Perched on the rolling shoulder of a hill that cascades off the southern end of Mount Veeder, the Fontanella winery is a compact facility that Jeff planned to accommodate about 2000 cases of his own wine, and the few thousand cases of his clients, who take up 85% of the space and make up an equal part of the revenue of this small operation.
The Fontanella Family Winery offers a wonderful glimpse into the birth of a wine brand. Jeff and Karen are just getting started, figuring out what their brand is about and how they are going to build a portfolio of wines. Their current wines are made from various fruit sources that Jeff has access to, but in the near future they may begin to focus exclusively on Mount Veeder.
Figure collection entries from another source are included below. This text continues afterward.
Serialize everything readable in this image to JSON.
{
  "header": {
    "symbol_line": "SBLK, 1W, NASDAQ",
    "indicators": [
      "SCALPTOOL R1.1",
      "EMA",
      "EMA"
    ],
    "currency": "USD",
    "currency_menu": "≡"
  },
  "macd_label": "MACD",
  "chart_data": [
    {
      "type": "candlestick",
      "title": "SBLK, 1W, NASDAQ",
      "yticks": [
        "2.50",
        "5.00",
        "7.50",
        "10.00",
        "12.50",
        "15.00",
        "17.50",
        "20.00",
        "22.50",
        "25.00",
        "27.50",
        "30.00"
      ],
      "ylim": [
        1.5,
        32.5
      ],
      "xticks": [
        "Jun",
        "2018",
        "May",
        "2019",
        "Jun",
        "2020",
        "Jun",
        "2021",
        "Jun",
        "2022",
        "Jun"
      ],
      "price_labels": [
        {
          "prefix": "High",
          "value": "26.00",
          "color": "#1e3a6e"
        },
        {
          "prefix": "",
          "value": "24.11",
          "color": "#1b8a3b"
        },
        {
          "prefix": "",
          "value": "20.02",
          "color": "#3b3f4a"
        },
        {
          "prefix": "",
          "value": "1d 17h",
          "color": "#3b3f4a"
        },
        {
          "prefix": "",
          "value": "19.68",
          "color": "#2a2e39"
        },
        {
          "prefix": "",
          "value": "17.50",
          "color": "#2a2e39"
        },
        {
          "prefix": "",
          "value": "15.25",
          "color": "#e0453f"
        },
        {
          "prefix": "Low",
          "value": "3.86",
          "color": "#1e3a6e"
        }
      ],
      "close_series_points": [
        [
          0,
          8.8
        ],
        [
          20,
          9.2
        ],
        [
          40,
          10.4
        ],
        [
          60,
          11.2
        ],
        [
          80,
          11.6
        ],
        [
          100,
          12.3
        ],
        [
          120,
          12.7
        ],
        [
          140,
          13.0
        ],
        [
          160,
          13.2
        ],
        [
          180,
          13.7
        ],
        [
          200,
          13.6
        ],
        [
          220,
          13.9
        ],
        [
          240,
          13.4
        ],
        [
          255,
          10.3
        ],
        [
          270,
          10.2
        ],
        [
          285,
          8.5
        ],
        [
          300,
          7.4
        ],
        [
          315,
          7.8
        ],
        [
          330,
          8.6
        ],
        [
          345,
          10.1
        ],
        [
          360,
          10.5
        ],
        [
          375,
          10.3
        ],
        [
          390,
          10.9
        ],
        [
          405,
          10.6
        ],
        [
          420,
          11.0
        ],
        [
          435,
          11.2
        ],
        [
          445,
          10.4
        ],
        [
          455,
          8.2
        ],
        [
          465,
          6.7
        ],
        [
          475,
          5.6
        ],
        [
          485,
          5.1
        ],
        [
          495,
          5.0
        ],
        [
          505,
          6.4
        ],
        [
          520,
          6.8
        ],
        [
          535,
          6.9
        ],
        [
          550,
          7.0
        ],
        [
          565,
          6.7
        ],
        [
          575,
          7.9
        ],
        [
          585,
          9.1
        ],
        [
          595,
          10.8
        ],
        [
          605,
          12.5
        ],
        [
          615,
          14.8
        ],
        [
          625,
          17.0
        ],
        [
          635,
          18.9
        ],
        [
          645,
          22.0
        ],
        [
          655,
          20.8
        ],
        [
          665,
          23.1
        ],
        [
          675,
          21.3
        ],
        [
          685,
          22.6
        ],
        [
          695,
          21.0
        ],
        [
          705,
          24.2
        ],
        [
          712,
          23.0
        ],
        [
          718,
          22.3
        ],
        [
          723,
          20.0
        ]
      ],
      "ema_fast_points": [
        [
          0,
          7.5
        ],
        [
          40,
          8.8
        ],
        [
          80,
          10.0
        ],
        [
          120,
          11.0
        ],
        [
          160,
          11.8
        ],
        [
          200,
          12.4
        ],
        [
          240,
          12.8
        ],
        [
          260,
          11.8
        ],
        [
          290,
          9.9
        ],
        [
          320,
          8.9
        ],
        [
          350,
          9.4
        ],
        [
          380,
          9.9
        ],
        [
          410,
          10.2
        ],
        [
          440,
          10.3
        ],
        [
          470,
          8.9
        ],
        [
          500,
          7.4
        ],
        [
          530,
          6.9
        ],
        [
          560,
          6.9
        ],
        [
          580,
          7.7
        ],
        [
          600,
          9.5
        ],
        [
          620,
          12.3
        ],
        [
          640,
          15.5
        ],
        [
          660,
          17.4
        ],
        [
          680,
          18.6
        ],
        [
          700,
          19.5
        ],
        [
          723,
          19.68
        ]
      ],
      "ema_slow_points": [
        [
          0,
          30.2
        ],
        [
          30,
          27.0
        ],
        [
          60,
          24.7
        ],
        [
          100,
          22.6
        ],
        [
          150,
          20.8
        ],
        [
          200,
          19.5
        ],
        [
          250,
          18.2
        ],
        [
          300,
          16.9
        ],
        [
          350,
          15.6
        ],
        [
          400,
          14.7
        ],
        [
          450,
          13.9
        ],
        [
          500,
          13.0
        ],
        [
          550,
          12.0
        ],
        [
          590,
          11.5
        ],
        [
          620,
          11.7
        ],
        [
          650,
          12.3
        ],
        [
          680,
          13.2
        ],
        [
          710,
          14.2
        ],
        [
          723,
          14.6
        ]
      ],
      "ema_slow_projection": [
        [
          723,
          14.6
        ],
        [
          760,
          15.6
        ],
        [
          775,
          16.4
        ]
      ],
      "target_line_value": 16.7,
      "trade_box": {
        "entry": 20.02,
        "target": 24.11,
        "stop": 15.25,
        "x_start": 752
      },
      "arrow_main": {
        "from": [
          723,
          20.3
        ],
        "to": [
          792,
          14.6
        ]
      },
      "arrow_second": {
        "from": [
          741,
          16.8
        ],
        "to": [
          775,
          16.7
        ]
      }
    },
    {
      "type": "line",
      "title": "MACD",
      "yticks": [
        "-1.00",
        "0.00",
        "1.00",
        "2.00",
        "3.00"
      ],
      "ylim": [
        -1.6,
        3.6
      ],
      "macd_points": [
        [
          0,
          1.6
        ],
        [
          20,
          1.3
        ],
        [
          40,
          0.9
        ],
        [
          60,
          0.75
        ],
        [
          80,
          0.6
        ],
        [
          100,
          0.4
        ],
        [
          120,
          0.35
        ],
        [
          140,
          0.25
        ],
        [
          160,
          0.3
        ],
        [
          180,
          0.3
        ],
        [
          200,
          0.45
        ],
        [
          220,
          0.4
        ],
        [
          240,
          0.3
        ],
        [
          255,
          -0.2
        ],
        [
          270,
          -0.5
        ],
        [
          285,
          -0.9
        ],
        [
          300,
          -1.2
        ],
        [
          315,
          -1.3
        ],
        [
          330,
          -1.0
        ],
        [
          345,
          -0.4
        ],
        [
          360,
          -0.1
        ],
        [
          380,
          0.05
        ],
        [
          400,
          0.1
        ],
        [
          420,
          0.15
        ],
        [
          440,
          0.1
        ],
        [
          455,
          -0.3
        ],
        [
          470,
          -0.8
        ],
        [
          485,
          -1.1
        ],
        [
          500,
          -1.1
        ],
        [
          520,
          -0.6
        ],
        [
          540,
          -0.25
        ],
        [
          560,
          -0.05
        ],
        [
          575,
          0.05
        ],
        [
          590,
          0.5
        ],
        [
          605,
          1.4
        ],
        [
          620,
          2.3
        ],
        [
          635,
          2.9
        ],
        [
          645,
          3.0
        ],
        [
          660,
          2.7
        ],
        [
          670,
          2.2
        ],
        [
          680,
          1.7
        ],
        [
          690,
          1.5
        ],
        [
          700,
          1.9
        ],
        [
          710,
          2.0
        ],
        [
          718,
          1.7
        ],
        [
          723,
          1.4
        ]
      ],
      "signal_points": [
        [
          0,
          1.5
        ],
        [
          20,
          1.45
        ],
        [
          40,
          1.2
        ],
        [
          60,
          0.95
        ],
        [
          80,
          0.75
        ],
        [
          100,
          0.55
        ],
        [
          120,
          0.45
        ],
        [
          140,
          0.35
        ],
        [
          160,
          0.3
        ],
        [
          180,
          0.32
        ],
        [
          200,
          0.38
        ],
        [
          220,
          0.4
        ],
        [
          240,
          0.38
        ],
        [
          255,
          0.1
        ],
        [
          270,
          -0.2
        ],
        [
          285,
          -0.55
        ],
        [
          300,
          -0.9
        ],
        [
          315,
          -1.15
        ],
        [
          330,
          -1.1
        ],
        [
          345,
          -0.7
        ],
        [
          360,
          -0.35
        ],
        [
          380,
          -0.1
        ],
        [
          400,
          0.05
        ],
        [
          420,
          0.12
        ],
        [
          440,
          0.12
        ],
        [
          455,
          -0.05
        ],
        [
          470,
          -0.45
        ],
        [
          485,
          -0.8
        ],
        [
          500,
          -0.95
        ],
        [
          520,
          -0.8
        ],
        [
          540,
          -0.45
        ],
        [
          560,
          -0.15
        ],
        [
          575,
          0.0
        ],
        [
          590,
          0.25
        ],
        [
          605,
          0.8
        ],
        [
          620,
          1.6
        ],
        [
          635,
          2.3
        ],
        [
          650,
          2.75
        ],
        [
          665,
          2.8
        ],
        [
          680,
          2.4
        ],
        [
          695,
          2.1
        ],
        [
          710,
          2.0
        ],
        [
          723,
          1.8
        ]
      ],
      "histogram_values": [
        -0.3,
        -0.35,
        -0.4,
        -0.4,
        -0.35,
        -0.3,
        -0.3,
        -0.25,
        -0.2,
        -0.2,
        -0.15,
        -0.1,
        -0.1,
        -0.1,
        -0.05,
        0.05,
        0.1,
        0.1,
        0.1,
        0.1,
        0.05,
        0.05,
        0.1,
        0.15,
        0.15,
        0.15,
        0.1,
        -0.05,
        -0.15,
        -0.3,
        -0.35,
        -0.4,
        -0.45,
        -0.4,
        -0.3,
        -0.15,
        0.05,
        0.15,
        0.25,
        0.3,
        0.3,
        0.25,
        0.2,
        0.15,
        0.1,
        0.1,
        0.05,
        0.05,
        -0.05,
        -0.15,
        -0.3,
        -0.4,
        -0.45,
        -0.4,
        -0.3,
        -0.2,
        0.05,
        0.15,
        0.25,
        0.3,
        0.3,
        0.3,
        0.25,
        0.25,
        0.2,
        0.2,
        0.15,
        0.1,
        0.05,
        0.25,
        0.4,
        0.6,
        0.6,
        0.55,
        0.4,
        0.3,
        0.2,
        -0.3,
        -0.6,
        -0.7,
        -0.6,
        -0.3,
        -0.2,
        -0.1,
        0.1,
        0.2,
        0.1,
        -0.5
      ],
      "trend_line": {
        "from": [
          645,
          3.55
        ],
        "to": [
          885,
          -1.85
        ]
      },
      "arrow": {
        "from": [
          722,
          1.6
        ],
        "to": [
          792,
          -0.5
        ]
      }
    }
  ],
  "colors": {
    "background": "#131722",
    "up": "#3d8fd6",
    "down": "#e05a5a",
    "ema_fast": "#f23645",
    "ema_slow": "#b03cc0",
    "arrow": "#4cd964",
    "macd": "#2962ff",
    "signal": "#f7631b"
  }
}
They also have their eye on a piece of their property for planting Cabernet.
Apart from themselves, the winery has only a single other employee. Now that the winery is up and running and they have two kids, Karen has ramped down her hours at her law job to focus on the kids and learn how to do wine sales and marketing as fast as she can.
Their first wines are just the beginning of what I predict will be a successful small label, and if the barrel samples I tasted last month are any indication, there are great wines to come in the near future.
TASTING NOTES:
2007 Fontanella Family Chardonnay, Napa
Light gold in the glass, this wine has a nose of toasted sourdough bread and cold cream with hints of citrus juice. In the mouth it has a soft texture and tastes both nutty and toasty, with a core of lemon and pear with notes of toasted bread. A hint of bitterness and dried fennel seeds creep in on the long finish. Aged in 33% new French oak, and only 18% of the wine goes through malolactic fermentation. 275 Cases produced. Score: around 8.5. Cost: $30. Where to buy?
2006 Fontanella Family Cabernet Sauvignon, Napa
Medium to dark garnet in the glass, this wine has a nose of tobacco, black cherry, and nice hints of vanilla aromas. In the mouth it is smooth and lush. The wine offers espresso and wet dirt flavors wrapped around a core of black cherry, and reveals hints of nutmeg and cocoa powder on the nice finish. 400 cases produced. Score: around 9. Cost: $55. Where to buy?
2007 Fontanella Family Zinfandel, Napa
Medium to dark garnet in the glass, this wine has a nose of blackberry and black pepper aromas mixed with hints of grapeyness. In the mouth it offers lush blackberry, wet dirt, and black pepper flavors with a nice acid balance. Hints of chocolate emerge on the finish. Aged in 100% American oak, about 50% of which was new. Score: between 8.5 and 9. Cost: $36. Where to buy?